Nine Ministries and the National Development and Reform Commission, which had jointly worked on an elaborate proposal, were scheduled to submit the plan to the State Council in the second half of June. The Broadband China Project aims to deliver fibre optic communication in urban areas and make broadband services more widely available in rural areas.
The State Council is expected to take two months to study the plan before a decision is announced.
Spokesperson for the Ministry of Industry and Information Technology (MIIT) Li Lingwei told E&T the project will speed up the pace of delivering the next generation of Internet connectivity and cable television in China.
“It will also focus on R&D in relevant fields like chipsets and software,” Li said.
China aims to deliver broadband connectivity to 35 million households in 2012. As of 30 April, there were 159 million broadband subscribers, a penetration rate of 11.7 per cent.

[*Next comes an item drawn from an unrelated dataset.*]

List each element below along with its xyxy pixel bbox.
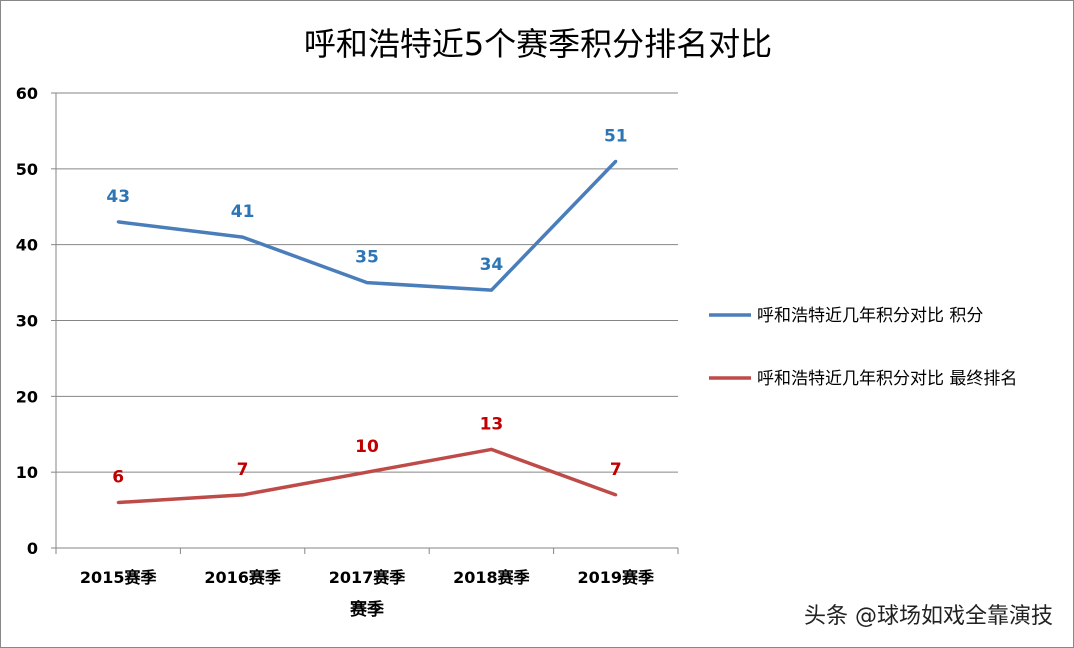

Li said that although the number of subscribers has increased steadily since 2010, China is still far behind compared to some developing countries.
China has set a goal to have an average bandwidth of 20 megabits per second (Mbps) in urban areas and 4Mbps in the rural areas. For major cities like Beijing, Shanghai, Guangzhou Hangzhou and Kunming the aim is to have a bandwidth of 100Mbps.
China’s telecom operators are investing a total of $58bn in 2012 for broadband infrastructure construction, an increase of 10 per cent over last year.
In May, Alcatel-Lucent Shanghai Bell announced a contract worth over $120m with China Telecom for network equipment that will contribute to the deployment of fibre-to-the-home across all 31 of China’s provinces, bringing services such as IPTV, video-on-demand and voice-over-IP to millions of households.